At 3:17 p.m. (2017 GMT), the Canadian dollar was trading 0.1% lower at 1.2994 to the greenback, or 76.96 U.S. cents. The currency, which notched a 14-month high on Tuesday at 1.2952, traded in a range of 1.2961 to 1.3005.
For the week, it was up 0.7%.
“It’s going to be difficult for Canada to make headway, at least in the current risk-off environment,” said Michael Goshko, corporate risk manager at Western Union Business Solutions. “Tensions in the Middle East are never good for risk, or for trade.”
Wall Street fell from a record high on Thursday after a U.S. air strike in Iraq, killing a top Iranian military commander, ratcheted up regional tensions.

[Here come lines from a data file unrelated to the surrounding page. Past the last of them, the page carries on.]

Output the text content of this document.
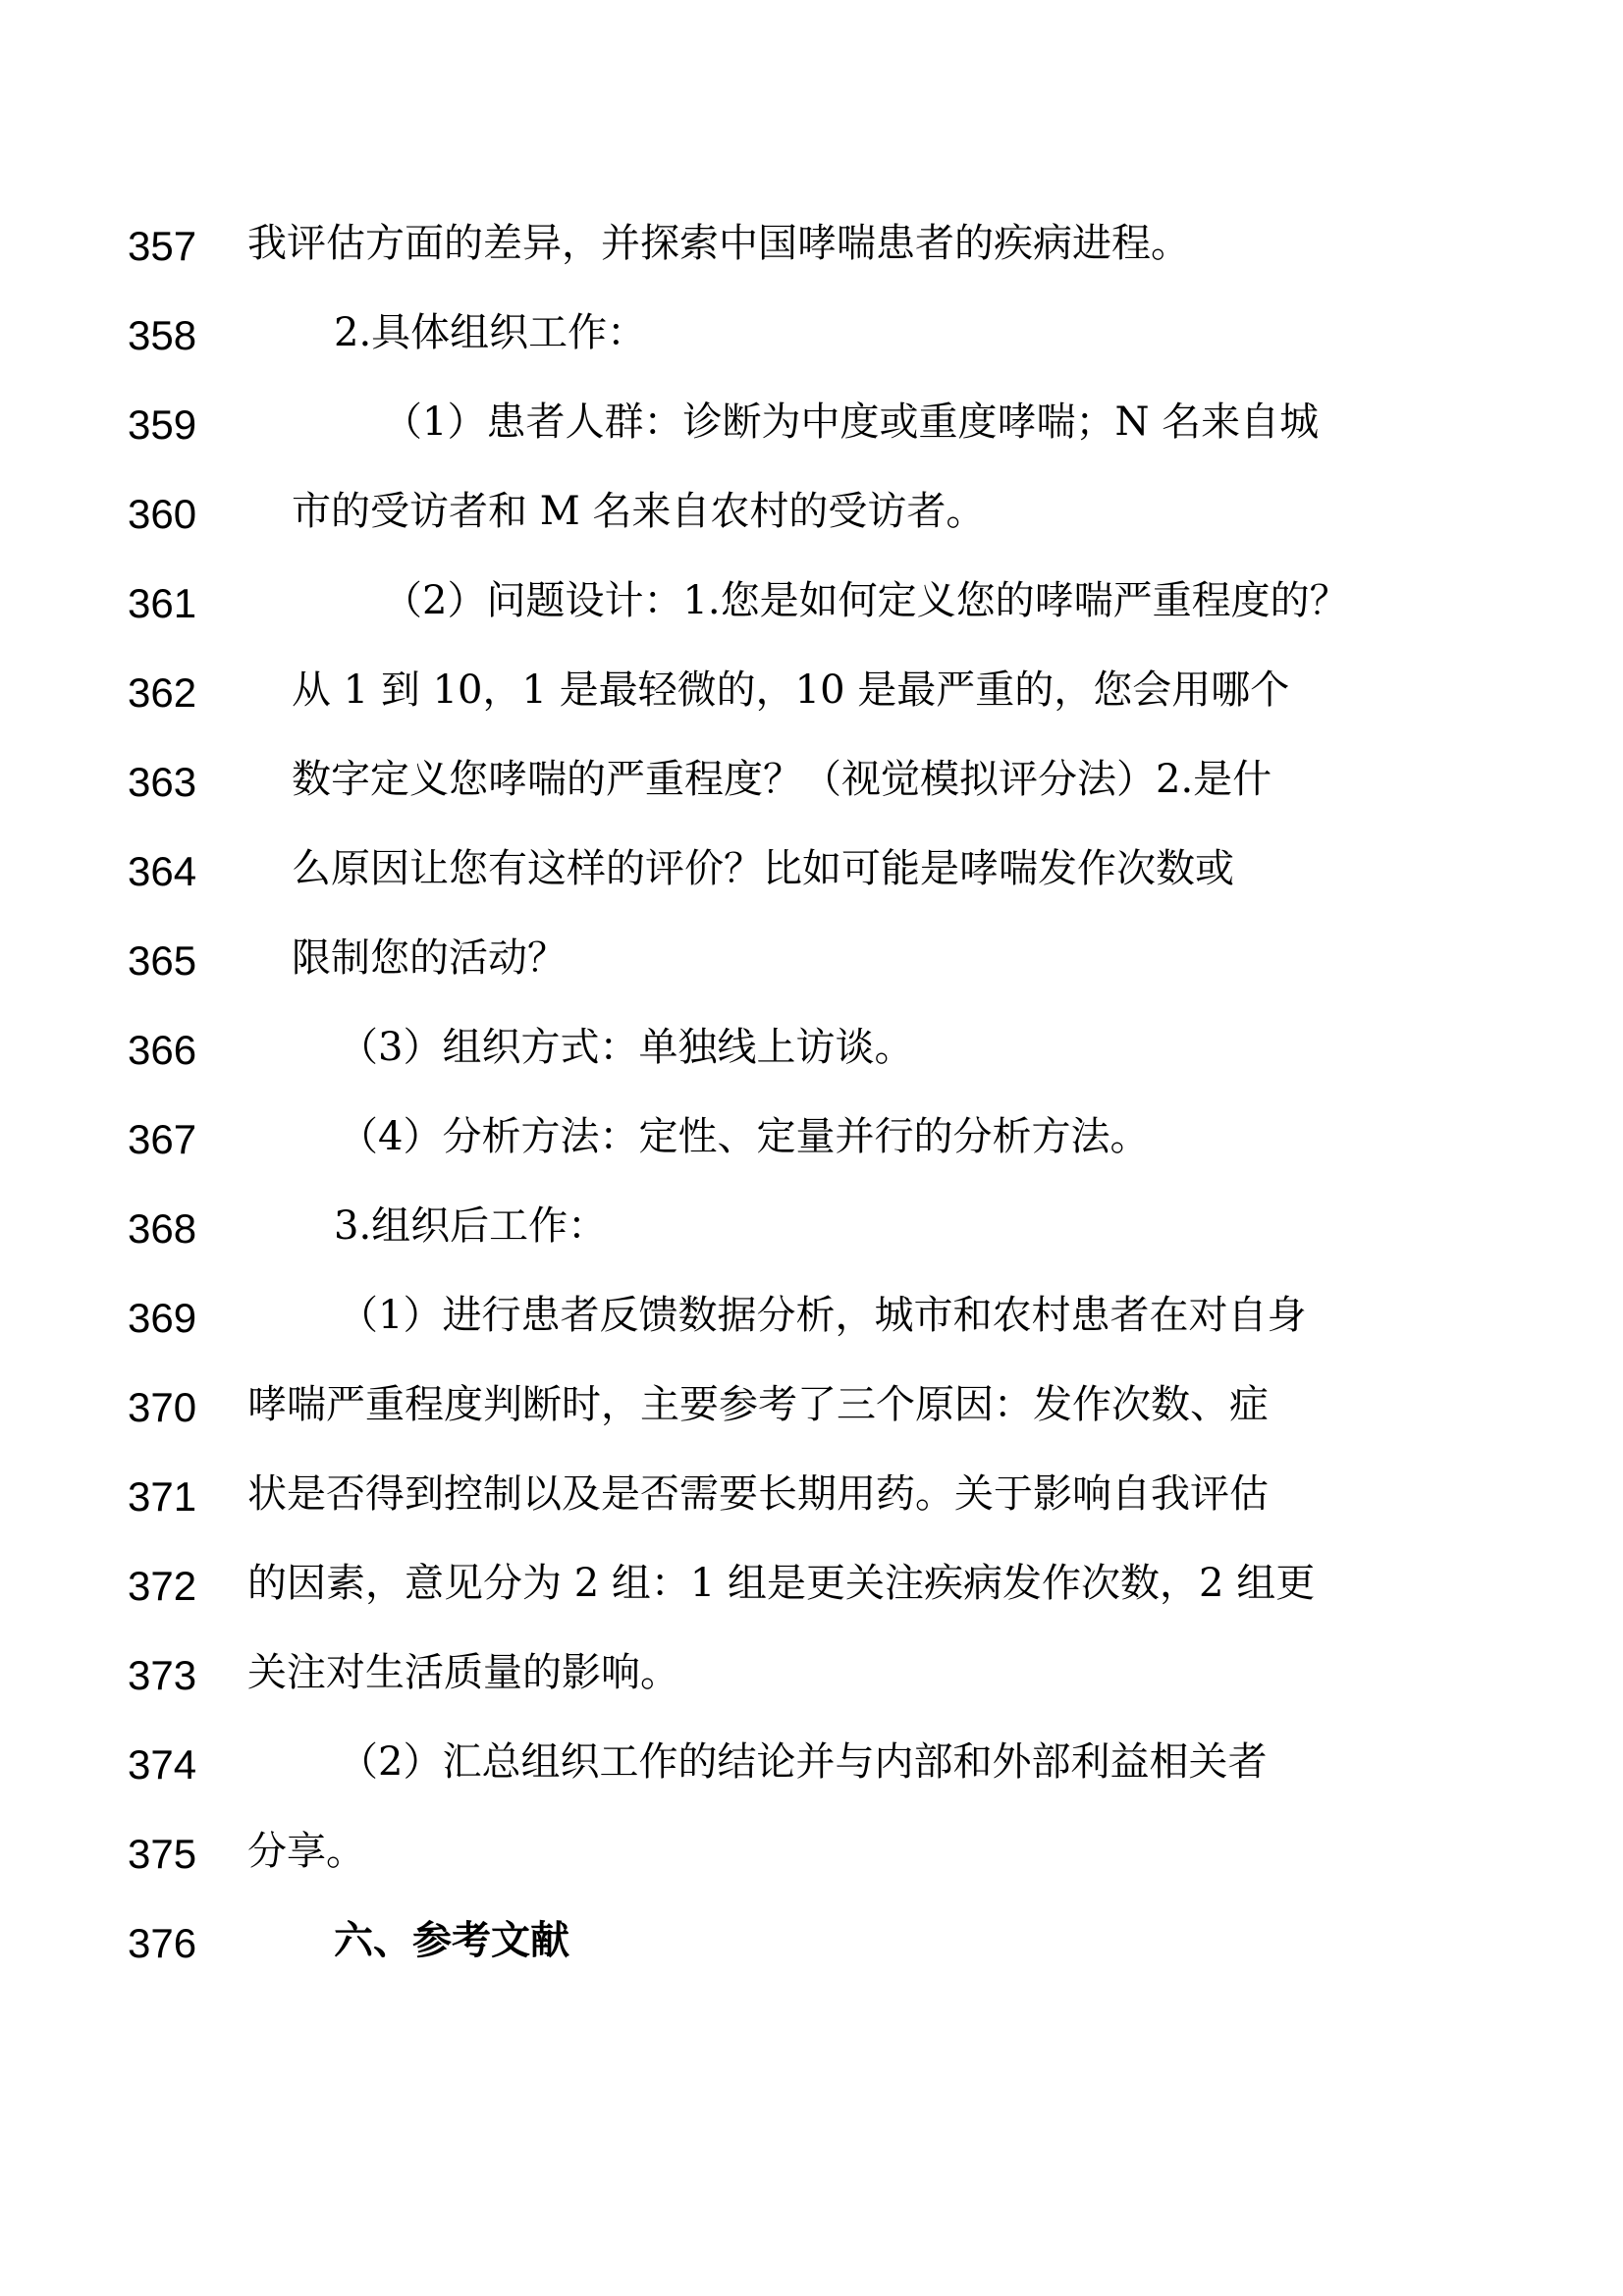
357 我评估方面的差异，并探索中国哮喘患者的疾病进程。
358	2.具体组织工作：
359	（1）患者人群：诊断为中度或重度哮喘；N 名来自城
360 市的受访者和 M 名来自农村的受访者。
361	（2）问题设计：1.您是如何定义您的哮喘严重程度的？
362 从 1 到 10，1 是最轻微的，10 是最严重的，您会用哪个
363 数字定义您哮喘的严重程度？（视觉模拟评分法）2.是什
364 么原因让您有这样的评价？比如可能是哮喘发作次数或
365 限制您的活动？
366	（3）组织方式：单独线上访谈。
367	（4）分析方法：定性、定量并行的分析方法。
368	3.组织后工作：
369	（1）进行患者反馈数据分析，城市和农村患者在对自身
370 哮喘严重程度判断时，主要参考了三个原因：发作次数、症
371 状是否得到控制以及是否需要长期用药。关于影响自我评估
372 的因素，意见分为 2 组：1 组是更关注疾病发作次数，2 组更
373 关注对生活质量的影响。
374	（2）汇总组织工作的结论并与内部和外部利益相关者
375 分享。
376	六、参考文献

Canada is a major exporter of commodities, including oil and runs a current account deficit, so its economy could be hurt by a slowdown in the global flow of trade or capital.
Oil prices jumped to the highest level in more than three months on fears the increased Mideast tensions could disrupt global oil supplies. U.S. crude oil futures settled 3.1% higher at $63.05 a barrel.
The loonie has benefited in recent weeks from an easing of the U.S.-China trade conflict and signs of recovery in the global economy.
It strengthened 5% in 2019, making it the top performing G10 currency, as the Bank of Canada kept interest rates on hold throughout the year even as some major central banks such as the Federal Reserve and the European Central Bank eased.
Canadian government bond prices were higher across a flatter yield curve on Friday, with the two-year up 8.5 Canadian cents to yield 1.614% and the 10-year rising 75 Canadian cents to yield 1.540%.
The 10-year yield touched its lowest intraday level since Dec. 4 at 1.539%.